By the Fredholm alternative, the corrector equation

$$\begin{aligned} -\frac{1}{2}\nabla \cdot \tilde{a}(x)\nabla \tilde{\phi }_\xi =\xi \cdot \tilde{b} \end{aligned}$$

has a unique solution satisfying \(\int _{\mathbb {T}} \tilde{\phi }_\xi (x)dx=0\). The same discussion applies to \(\tilde{\psi }_\xi =(\xi +\nabla \tilde{\phi }_\xi )^T\tilde{a}(\xi +\nabla \tilde{\phi }_\xi )-\xi ^T\bar{A}\xi \) since \(\int _{\mathbb {T}} \tilde{\psi }_\xi (x)dx=0\), that is, there exists a unique \(\tilde{\Psi }_\xi \) solving

$$\begin{aligned} -\frac{1}{2}\nabla \cdot \tilde{a}(x)\nabla \tilde{\Psi }_\xi =\tilde{\psi }_\xi \end{aligned}$$

such that \(\int _{\mathbb {T}} \tilde{\Psi }_\xi (x)dx=0\). Since we assume \(\tilde{a}\) to be Hölder regular, the functions \(\tilde{\phi }_\xi , \nabla \tilde{\phi }_\xi \) and \(\tilde{\Psi }_\xi \) are bounded in x (see [23, Theorem 3.13]).

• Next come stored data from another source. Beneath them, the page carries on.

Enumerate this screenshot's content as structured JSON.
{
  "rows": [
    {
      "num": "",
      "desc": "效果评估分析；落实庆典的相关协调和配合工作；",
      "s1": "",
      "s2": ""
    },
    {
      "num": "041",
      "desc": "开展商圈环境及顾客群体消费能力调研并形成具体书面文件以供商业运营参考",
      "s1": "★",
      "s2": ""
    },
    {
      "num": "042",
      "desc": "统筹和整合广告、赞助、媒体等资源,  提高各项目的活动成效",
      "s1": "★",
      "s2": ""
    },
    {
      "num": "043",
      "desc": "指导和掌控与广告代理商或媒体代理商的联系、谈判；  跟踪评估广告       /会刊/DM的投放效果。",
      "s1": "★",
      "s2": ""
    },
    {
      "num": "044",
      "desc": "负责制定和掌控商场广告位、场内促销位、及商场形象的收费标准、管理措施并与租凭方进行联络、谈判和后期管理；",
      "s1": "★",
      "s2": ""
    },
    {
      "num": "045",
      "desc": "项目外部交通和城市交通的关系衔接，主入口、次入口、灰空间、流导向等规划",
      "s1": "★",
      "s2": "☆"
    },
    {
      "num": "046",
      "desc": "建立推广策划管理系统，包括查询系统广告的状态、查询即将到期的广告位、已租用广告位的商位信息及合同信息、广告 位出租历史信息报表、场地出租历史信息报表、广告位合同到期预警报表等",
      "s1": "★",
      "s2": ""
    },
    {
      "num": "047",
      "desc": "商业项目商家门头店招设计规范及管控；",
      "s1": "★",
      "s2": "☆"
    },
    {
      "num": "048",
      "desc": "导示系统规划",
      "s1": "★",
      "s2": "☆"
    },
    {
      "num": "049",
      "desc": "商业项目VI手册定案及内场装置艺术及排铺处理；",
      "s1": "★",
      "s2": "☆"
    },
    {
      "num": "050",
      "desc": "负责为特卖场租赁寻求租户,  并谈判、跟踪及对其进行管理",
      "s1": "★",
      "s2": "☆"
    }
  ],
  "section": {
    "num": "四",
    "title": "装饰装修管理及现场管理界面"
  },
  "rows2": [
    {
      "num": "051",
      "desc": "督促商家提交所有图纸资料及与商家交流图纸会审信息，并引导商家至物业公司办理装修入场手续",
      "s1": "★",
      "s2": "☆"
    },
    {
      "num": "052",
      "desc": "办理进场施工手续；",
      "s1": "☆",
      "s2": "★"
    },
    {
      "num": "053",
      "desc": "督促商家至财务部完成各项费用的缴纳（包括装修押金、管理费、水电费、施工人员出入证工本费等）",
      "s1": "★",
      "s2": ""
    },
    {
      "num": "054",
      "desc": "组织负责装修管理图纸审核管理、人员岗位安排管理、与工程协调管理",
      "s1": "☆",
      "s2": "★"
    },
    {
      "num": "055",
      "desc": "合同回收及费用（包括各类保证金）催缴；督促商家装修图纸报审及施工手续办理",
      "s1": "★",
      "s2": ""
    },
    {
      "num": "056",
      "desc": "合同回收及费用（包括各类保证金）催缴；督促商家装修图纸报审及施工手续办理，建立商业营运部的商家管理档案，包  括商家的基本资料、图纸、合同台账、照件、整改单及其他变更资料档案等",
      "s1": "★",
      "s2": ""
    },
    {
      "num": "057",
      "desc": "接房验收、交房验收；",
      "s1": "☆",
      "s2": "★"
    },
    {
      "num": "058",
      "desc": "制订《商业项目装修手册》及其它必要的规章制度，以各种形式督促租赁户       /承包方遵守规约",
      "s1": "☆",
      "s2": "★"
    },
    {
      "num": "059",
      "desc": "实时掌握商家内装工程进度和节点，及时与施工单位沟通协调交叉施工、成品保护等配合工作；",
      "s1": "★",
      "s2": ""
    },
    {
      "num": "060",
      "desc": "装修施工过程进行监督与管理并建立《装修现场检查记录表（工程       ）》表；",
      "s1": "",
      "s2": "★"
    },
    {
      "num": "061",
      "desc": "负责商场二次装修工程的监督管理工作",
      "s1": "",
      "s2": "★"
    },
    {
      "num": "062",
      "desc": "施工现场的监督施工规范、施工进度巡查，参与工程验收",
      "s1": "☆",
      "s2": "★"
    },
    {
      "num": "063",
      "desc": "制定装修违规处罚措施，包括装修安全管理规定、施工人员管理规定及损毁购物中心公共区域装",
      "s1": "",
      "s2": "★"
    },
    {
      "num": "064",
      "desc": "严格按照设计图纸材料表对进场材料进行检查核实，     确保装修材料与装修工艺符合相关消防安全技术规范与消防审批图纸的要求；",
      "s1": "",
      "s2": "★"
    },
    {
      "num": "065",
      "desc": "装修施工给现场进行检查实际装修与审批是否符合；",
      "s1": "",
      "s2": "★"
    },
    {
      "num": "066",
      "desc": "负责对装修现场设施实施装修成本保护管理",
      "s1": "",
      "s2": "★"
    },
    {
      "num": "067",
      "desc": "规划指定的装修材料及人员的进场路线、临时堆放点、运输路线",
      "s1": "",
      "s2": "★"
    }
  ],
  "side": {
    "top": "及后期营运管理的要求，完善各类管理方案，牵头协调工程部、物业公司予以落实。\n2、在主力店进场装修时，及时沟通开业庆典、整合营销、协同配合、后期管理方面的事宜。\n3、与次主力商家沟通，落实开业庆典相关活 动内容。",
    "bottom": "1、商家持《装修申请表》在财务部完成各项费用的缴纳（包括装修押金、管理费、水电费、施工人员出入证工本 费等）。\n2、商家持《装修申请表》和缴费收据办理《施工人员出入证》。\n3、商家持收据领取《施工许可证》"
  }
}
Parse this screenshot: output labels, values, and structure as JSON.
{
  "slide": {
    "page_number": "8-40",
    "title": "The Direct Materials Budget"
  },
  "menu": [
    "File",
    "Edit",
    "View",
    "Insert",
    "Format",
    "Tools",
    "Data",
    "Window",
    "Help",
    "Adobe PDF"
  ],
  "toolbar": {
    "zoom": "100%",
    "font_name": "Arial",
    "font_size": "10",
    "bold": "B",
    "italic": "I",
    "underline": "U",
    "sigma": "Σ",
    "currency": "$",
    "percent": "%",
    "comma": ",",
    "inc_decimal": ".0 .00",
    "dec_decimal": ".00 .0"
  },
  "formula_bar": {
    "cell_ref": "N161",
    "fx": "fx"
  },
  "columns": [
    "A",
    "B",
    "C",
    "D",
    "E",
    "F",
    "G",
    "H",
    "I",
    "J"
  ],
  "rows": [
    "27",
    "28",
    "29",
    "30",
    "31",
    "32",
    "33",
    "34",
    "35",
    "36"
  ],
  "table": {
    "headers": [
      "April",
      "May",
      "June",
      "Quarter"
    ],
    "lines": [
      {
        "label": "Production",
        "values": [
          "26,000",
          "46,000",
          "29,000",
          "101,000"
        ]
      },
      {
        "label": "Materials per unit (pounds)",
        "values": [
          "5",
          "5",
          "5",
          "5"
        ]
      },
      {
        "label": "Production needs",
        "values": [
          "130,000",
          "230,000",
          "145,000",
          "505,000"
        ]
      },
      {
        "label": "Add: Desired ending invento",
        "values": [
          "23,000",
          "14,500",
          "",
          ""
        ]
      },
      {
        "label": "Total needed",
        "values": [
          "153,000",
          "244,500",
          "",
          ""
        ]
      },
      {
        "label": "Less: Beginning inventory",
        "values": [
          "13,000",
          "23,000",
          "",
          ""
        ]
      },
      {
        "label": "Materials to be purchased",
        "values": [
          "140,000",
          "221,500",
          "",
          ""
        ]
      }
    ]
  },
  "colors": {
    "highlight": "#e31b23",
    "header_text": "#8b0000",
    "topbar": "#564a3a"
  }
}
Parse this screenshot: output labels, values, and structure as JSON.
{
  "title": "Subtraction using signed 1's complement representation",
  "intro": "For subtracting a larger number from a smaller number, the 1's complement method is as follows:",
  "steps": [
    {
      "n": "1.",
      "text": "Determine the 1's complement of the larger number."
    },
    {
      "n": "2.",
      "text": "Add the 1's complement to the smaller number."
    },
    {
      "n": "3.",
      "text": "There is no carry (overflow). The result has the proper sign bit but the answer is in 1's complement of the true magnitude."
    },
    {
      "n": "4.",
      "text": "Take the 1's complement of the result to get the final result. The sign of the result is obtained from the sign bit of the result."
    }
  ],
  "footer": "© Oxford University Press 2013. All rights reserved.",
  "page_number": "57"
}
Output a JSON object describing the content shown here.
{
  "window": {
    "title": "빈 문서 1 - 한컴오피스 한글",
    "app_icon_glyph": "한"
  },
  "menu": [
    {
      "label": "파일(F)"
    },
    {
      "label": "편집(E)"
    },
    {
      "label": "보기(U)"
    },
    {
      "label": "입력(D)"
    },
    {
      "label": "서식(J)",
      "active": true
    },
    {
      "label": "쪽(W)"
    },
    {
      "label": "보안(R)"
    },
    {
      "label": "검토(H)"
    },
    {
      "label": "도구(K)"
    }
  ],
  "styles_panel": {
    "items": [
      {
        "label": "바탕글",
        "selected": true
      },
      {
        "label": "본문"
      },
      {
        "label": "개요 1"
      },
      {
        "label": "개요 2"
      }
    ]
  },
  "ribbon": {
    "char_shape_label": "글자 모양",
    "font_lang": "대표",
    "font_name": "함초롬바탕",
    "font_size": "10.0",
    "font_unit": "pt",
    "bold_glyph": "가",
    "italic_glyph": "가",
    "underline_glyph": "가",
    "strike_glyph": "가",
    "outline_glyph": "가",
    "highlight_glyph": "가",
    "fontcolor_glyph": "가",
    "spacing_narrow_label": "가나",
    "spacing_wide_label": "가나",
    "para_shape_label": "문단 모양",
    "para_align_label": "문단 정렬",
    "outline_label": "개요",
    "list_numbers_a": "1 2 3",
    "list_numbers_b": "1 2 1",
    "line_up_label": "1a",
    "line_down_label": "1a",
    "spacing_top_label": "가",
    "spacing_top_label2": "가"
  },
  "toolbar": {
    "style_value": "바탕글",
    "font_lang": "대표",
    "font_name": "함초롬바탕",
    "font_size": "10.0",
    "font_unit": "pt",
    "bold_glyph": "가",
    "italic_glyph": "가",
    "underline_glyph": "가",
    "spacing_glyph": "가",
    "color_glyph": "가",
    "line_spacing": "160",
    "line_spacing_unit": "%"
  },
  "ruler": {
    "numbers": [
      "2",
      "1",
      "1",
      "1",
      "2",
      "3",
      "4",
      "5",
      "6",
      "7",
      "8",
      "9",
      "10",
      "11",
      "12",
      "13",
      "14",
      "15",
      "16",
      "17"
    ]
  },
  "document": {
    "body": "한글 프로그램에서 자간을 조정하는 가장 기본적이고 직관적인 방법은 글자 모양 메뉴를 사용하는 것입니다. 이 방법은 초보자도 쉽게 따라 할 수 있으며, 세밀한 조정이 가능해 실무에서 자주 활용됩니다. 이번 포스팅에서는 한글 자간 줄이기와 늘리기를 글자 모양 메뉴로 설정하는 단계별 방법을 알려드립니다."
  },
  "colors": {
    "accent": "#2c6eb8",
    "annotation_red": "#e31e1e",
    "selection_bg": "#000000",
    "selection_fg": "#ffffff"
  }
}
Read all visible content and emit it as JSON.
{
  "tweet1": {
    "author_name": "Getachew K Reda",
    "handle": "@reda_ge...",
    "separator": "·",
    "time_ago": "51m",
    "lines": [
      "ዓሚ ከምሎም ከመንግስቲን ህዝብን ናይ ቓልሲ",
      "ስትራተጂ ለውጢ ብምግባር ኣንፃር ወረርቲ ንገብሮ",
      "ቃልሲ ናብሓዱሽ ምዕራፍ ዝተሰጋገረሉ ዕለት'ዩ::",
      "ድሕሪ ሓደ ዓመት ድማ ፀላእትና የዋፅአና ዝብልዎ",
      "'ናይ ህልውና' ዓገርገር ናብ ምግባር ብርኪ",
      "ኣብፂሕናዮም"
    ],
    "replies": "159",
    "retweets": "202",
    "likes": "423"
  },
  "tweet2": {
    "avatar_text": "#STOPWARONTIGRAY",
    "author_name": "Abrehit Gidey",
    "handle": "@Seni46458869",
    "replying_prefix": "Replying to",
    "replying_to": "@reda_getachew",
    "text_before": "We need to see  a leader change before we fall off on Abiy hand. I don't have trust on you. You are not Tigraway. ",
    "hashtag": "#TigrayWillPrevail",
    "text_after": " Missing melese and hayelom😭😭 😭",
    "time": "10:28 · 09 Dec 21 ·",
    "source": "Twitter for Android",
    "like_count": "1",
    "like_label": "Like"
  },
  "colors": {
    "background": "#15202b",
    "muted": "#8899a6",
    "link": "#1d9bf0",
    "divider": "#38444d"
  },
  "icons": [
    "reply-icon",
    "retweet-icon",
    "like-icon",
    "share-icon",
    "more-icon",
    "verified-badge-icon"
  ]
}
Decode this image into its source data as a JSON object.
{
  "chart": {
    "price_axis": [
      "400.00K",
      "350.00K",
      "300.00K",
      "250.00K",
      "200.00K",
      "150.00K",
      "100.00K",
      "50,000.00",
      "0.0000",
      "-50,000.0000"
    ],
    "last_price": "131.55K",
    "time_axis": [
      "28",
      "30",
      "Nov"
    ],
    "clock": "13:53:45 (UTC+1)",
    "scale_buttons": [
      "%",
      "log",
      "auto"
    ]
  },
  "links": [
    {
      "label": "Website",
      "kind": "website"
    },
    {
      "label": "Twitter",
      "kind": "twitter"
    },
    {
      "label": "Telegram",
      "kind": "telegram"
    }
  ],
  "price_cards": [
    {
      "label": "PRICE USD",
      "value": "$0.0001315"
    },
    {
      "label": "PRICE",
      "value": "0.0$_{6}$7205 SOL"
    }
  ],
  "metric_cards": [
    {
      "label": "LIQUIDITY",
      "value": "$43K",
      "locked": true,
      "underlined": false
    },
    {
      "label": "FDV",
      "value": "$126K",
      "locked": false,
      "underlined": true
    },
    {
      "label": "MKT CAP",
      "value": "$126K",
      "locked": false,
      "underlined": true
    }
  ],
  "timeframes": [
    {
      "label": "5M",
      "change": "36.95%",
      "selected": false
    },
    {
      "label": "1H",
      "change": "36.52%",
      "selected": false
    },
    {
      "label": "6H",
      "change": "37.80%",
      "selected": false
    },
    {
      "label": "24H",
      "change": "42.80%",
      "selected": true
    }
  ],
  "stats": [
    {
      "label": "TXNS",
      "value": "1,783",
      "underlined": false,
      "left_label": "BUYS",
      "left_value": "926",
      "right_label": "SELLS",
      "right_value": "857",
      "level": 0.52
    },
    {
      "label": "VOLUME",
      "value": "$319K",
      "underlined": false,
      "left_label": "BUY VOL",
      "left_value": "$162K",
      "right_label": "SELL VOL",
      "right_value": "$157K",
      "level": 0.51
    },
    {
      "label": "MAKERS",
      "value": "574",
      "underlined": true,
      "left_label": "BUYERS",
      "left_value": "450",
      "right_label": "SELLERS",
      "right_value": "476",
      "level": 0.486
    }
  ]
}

Our estimates of variance decay in Propositions 4.9 and 4.10 can be replaced by a spectral gap inequality in the periodic setting. For the diffusion on the torus given by

$$\begin{aligned} dX_t=\tilde{b}(X_t)dt+\tilde{\sigma }(X_t)dB_t, \end{aligned}$$

the Lebegue measure on \(\mathbb {T}\) is the unique invariant measure and the following estimate holds [7, Page 373, Theorem 3.2]:

$$\begin{aligned} \sup _{X_0\in \mathbb {T}}|\mathbb {E}_B\{ g(X_t)\}|\lesssim e^{-\rho t} \sup _{x\in \mathbb {T}}|g(x)|, \end{aligned}$$
(8.1)

for some \(\rho >0\), provided \(\int _{\mathbb {T}} g(x)dx=0\). This enables to replace the estimates of Propositions 4.9 and 4.10 by exponential bounds.

With the above two points in mind, we apply the same arguments to derive a result similar to Theorem 2.1: for every fixed (tx),

$$\begin{aligned} u_\varepsilon \left( t,x\right) -u_{\mathrm {hom}}\left( t,x\right) = \varepsilon \nabla u_{\mathrm {hom}}\left( t,x\right) \cdot \tilde{\phi }\left( \frac{x}{\varepsilon }\right) +o\left( \varepsilon \right) \end{aligned}$$

where \(\tilde{\phi }=(\tilde{\phi }_{e_1},\ldots ,\tilde{\phi }_{e_d})\).